NTV: Montezemolo, nuovi attacchi a RFI sulla stazione Tiburtina

31 Ottobre 2012 ·

A pochi giorni di distanza dalle dimissioni da presidente di NTV-Nuovo Trasporto Viaggiatori, Luca Cordero di Montezemolo torna a  polemizzare con RFI, la società di gestione della rete ferroviaria nazionale, e con il governo. Parlando alla stampa in occasione del viaggio celebrativo che ha condotto in visita agli stabilimenti di Maranello della Ferrari gli atleti azzurri medagliati a Londra 2012, Montezemolo ha  usato toni duri: “ “Tiburtina è una cattedrale nel deserto, non c’è una scritta, non possiamo mettere scritte e indicazioni, è una cosa scandalosa: abbiamo un ministro e viceministro delle Infrastrutture che non si è mai fatto vivo. Anche il Comune è mesi che dice che avrebbe fatto dei parcheggi. Sono state fatte due inaugurazioni pompose, una con il Presidente della Repubblica, una con il Presidente del Consiglio.” Montezemolo chiede inoltre la creazione di un’Authority dei Trasporti, ma non manca di aggiungere: “noi siamo contenti, è l’inizio di una bellissima avventura imprenditoriale tutta privata, abbiamo assunto mille persone e stiamo andando bene”. Durante l’estate era stata soprattutto Roma Ostiense, l’altra stazione che ospita i treni ad alta velocità Italo, ad accendere le polemiche tra e due società, per via della cancellata che impediva l’accesso diretto ai treni dal centro viaggiatori “Casa italo” posizionato nell’ex Air Terminal della stazione. In questi giorni NTV ha inoltre annunciato l’aggiunta dal prossimo 9 dicembre di altre 7 corse giornaliere sulla direttrice Milano-Roma, in parallelo all’avvio del collegamento Milano-Torino previsto per lo stesso periodo.

NTV, lettera aperta a Monti: “degrado e ostacoli da RFI nelle stazioni romane”

10 Luglio 2012 ·

La società di trasporto ferroviario privato accusa nuovamente le Ferrovie dello Stato di concorrenza sleale

Continua anche a mezzo stampa la dura polemica tra RFI/Ferrovie dello Stato e NTV, la società di trasporto ferroviario privato guidata da Luca di Montezemolo. Oggetto dello scontro sono ancora una volta le due stazioni romane di Ostiense e Tiburtina che ospitano i treni ad alta velocità Italo.
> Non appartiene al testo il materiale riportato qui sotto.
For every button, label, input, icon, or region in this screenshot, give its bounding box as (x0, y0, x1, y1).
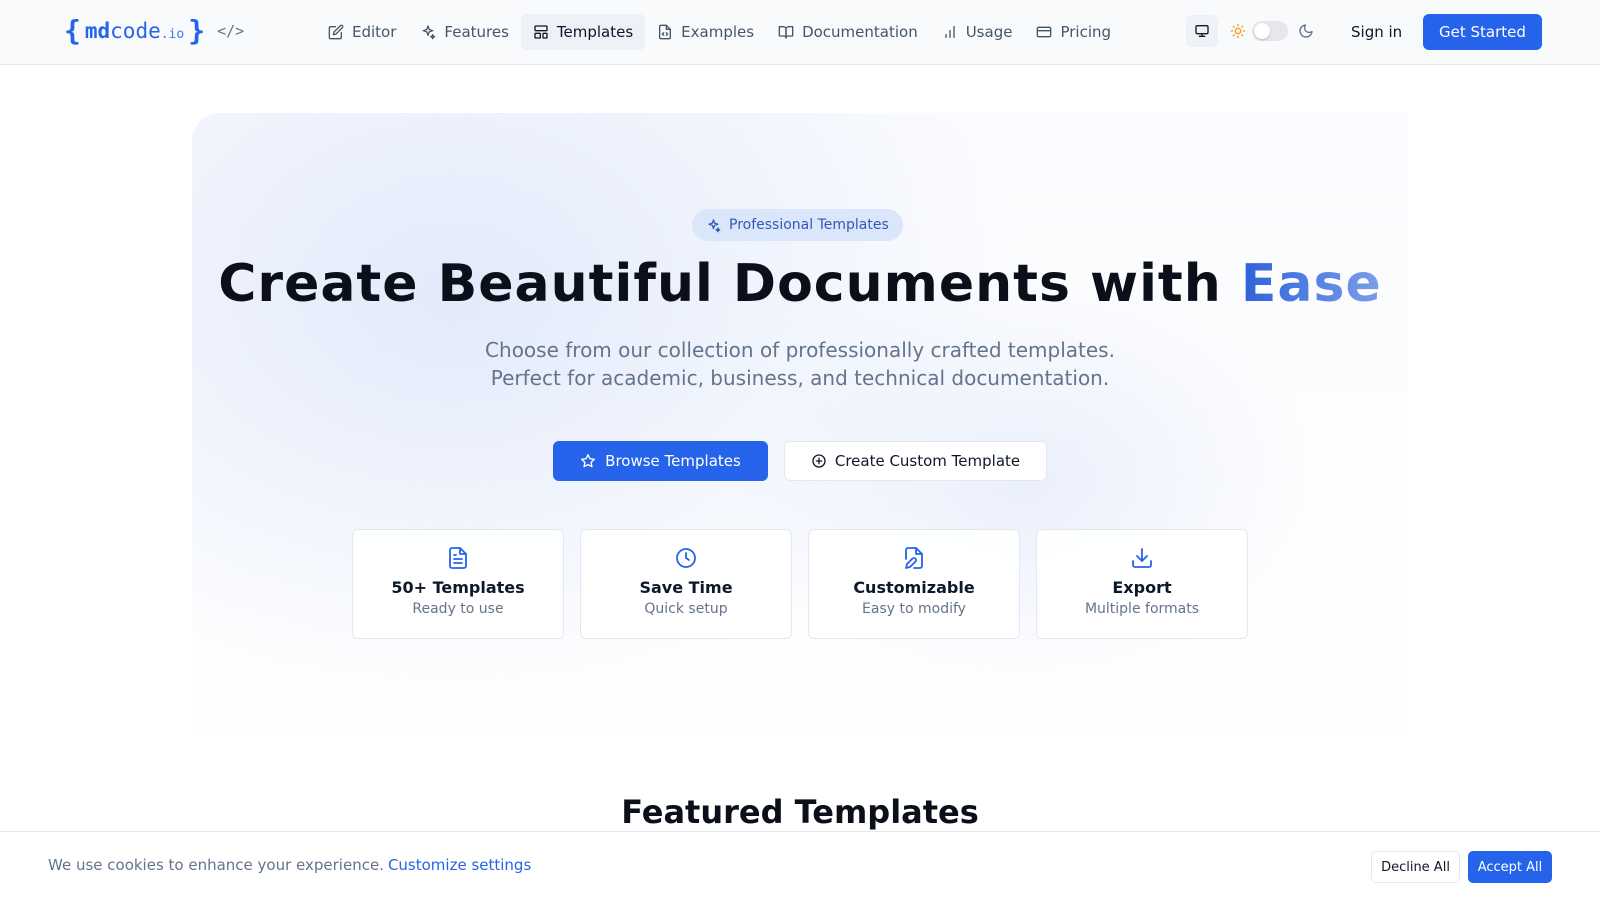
hero-title-main: Create Beautiful Documents with (218, 254, 1241, 314)
system-theme-button[interactable] (1186, 15, 1218, 47)
cookie-message-text: We use cookies to enhance your experienc… (48, 856, 384, 874)
nav-item-examples[interactable]: Examples (645, 14, 766, 50)
book-open-icon (778, 26, 794, 39)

NTV ha infatti pubblicato sulle pagine dei principali quotidiani nazionali una lettera al premier Monti in cui si ricordano il degrado di Tiburtina, soprattutto dopo il grave incendio del 24 luglio 2011 (viene ricordato tra l’altro che nella struttura “non esistono ancora indicazioni per i viaggiatori, bar, librerie, edicole ristoranti, negozi, segnaletica, parcheggi, viabilità mentre il degrado rischia già di corrodere parti della struttura”), e la questione ancora aperta dell’ormai famosa cancellata che a Roma Ostiense impedisce l’accesso diretto ai treni da Casa Italo (collocata nell’ex Air Terminal costruito per i mondiali di calcio del 1990 e poi abbandonato). NTV definisce la politica di FS nei confronti della concorrenza “due cartoline emblematiche della capitale d’Italia che avrebbero richiesto il pronto, immediato intervento di un governo attento alle ragioni della crescita”. Non si è fatta però attendere la replica di RFI: l’amministratore delegato Michele Mario Elia ha affermato che la stazione Tiburtina è attraversata ogni giorno da 90 mila passeggeri ed è completamente operativa per i servizi ferroviari,che i ritardi nella realizzazione degli spazi commerciali rientrano in una “tempistica fisiologica” legata a gare e bandi e che per quando riguarda la “gabbia” di Ostiense, essa era preesistente all’acquisto dello spazio ex Terminal da parte di NTV.